Quietness & Confidence: Job

Job. No other name is so effective to summon from the mists of history a man whose quietness and confidence were rudely interrupted and rapidly exchanged for questioning. We may with reverence place the two names, Job and Jesus, side by side as the supreme examples of faith, hope and love, assaulted by all the forces of hell, but emerging vindicated and victorious. Both sufferers asked questions to which, although no verbal answers were given from heaven, such divine action was taken as to provide concrete answers to all the doubts of all the ages.

The Book of Job can be simply described in the form of a graph. The curve starts at the high point of human felicity with the righteous man enjoying all the rich bounty of the grace of God. But it does not continue long in those high attitudes. Before the first chapter is ended a swift downward movement has commenced and at the end of the second, the line is far on its way to zero. It remains in the depths until the end of the story when it inclines steeply, to reach a height far exceeding that of the starting point, making a graphic record of experience in the valley of the shadow, walled by the hills of God.

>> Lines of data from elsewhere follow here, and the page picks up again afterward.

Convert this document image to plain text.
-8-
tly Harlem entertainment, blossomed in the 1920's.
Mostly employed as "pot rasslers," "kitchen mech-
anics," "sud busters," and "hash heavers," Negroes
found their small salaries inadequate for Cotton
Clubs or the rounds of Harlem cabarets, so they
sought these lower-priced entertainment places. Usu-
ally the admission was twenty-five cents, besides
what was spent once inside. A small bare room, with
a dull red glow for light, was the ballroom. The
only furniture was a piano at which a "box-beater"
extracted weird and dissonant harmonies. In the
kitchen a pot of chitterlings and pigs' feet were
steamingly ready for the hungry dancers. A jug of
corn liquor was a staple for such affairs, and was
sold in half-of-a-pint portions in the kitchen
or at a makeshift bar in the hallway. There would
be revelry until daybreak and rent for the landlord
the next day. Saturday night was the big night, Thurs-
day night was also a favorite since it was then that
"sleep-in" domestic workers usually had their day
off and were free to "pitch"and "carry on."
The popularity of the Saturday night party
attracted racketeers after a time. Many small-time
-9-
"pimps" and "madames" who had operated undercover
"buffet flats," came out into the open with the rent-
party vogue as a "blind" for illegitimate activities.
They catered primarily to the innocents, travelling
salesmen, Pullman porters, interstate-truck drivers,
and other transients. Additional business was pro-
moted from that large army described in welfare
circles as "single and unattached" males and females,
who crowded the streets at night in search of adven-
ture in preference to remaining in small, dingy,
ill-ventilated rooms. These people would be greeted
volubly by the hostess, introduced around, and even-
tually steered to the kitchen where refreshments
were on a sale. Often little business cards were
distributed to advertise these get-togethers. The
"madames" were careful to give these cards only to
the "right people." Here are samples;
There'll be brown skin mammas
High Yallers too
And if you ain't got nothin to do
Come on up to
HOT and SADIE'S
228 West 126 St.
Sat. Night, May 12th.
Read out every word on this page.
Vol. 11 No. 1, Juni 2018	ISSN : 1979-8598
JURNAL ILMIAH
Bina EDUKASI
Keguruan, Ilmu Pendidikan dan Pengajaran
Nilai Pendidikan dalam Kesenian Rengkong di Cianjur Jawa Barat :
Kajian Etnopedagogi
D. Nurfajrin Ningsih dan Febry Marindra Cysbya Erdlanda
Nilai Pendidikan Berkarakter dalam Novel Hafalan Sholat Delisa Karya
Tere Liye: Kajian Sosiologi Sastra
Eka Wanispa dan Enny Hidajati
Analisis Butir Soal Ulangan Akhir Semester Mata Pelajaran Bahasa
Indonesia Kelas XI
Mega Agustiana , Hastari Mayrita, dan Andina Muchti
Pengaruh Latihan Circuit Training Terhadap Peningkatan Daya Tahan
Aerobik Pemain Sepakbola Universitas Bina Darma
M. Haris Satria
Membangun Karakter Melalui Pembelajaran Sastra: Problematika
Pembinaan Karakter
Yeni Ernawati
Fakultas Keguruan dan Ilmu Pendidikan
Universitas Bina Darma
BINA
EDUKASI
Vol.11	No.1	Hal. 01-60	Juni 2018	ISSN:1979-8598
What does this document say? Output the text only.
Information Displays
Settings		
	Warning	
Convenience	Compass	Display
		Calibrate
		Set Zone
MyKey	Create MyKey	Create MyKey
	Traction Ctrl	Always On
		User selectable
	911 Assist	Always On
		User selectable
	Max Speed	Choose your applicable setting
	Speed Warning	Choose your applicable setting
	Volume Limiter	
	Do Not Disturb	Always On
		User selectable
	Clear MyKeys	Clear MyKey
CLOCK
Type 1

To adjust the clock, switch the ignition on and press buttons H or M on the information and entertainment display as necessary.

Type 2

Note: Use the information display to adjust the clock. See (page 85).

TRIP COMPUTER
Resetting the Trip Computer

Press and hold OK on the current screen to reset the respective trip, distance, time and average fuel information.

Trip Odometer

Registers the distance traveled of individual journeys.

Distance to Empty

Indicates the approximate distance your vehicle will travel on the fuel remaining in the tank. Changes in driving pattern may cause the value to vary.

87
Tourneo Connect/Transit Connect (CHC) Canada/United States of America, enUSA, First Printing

Surveying all the arguments and protests, one thing is clear: Job’s three friends were unequal to the emergency of his destitution. Their flood of eloquence was a mixture of truth and error with the truth too often misapplied. They were trying to measure the depths of omniscience with a short sounding line of their own contrivance, with ridiculous results.

Young Elihu was much nearer reality. He rightly charged Job with justifying himself rather than God. His aim was to justify Job by justifying God. However mysterious the ways of the Almighty, they were wise and good. What appeared to be a hopelessly tangled web would soon be completed and revealed as perfect cloth of gold.

Then spoke the voice of Eternal Excellency and as in the beginning of time, chaos was changed to ordered beauty in which was set the throne of sovereign wisdom. It had been there all the time, like a patient sentinel.

Whatever Job’s failures due to a multitude of words, his heart was right. Although in the overwhelming floods of sorrow, he had uttered things which he did not understand, and for which he had to repent in dust and ashes, his faith had not failed. From the living death of his disease he had caught glimpses of the resurrection glory awaiting him. His answer to the vain arguments of his friends and to the challenge of his own heart, remains the language of uttermost trust: “Though He slay me, yet will I trust Him.”

Only his bare life had been left him and that he was prepared to yield on demand. He could not but ask, “Why?” But the unbroken silence should not hinder his surrender.

What was veil to Job’s eyes is vision to ours. He was the subject of a tremendous experiment. Hell had challenged heaven. The divine honor was in question. A man of God was accused by high authority of being a self server. “Put forth Thine hand now and touch his bone and his flesh and he will curse Thee to Thy face.” So human stuff was poured into the crucible while the furnace blazed. Demons worked; fools babbled; a man cried out in anguish; God waited to be gracious and lo, it was proven true, “Purge away the dross from the silver and there shall come forth a vessel for the finer.”

Since to the men of old time it was given to blaze the trail which became the road to Calvary, to us it is permitted to follow in their steps. Not blindly, but feeling after the individual tragedy, aware of pain on a world scale, observing the ruin of broken faith, perished hope, and love grown cold. But learning by all to cease from failing man and trust alone in the faultless Man Jesus Christ.